Sarah’s Story
My Cleft Lip and Palate Story
I was born in 1972 and at first glance the only thing that seemed to be wrong was that I was born with a double cleft lip and palate. However, because I wasn’t putting on any weight, I was transferred to Stoke Mandeville Hospital. After undergoing initial tests, it was discovered I also had bladder abnormalities and I was transferred to Great Ormond Street Hospital where, at just over one month old, I underwent the first of my many surgeries (in excess of 60 operation to date.) I remained in hospital until the end of January and returned to GOSH the following month for the repair of my lip.
During those formative years, I was in and out of GOSH for surgical procedures, either on my bladder or to correct my facial differences. In 1982 I had some of some bone marrow taken from my hip and grafted into the gap left by the cleft. If I recall the limp I had following surgery was more bothersome than where they had put the bone marrow into me.
On a couple of occasions, I was blue-lighted (with police escort) to GOSH with severe urinary infections.
From 1990 I was working up to major surgery on my mouth. I had put off having this operation due to undergoing a couple of major surgeries once I had turned 16 years old. Due the cleft lip and palate repair in my early years my top jaw had stopped growing so my profile was not good and there was risk that it could affect my bite. I had to undergo two years of dental preparation with regular trips to GOSH from my home near Brighton. In January 1993 I had major surgery on my mouth; they broke my top jaw, inserted one of my ribs and moved the jaw forward. I had a metal halo on for ten weeks and my jaw was wired for six weeks so I had to use a syringe to feed myself with liquidised food. However, I lost no weight during this period! I had to go up to London every week to have the screws that were resting on my skull tightened. When it was removed, I couldn’t remember how to eat – but I soon made up for it! I looked and felt great for the first time and my confidence was high.

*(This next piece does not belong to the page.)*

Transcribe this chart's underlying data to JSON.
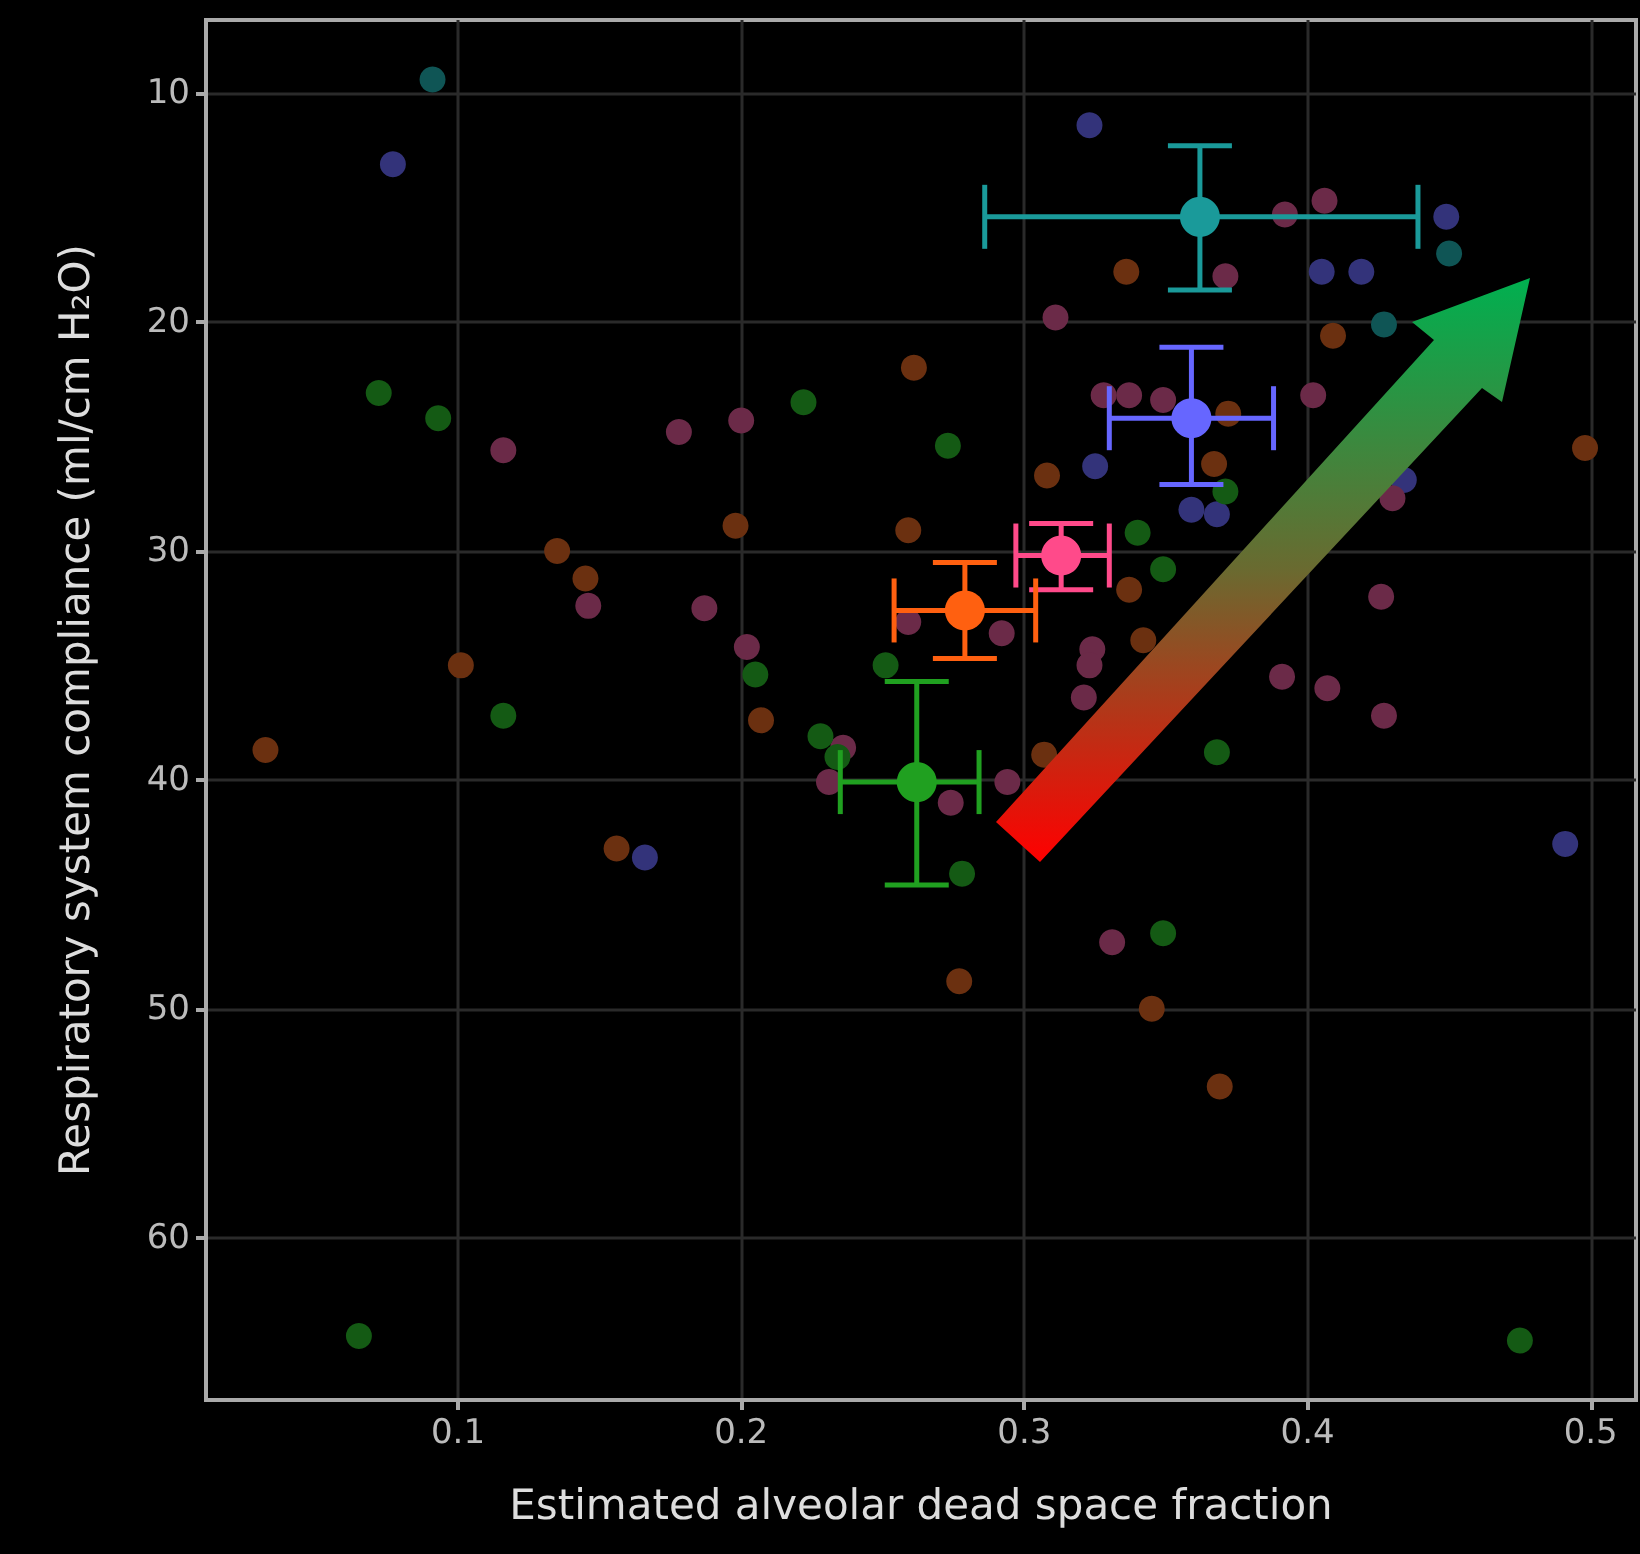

It is so important to spread awareness of a condition that affects so many; back in my early days there was no emotional, mental or physical support although the team at GOSH were second to none but no one my parents or I could, if we wished to, speak with for support. We just muddled through and my parents did a brilliant job. However, the affects of a cleft lip on my can affect people mentally, either due to bullying and being called names because of the way we look, or because of the way some people sound. It is like any condition anyone can have, so please be kind, please be supportive and please understand.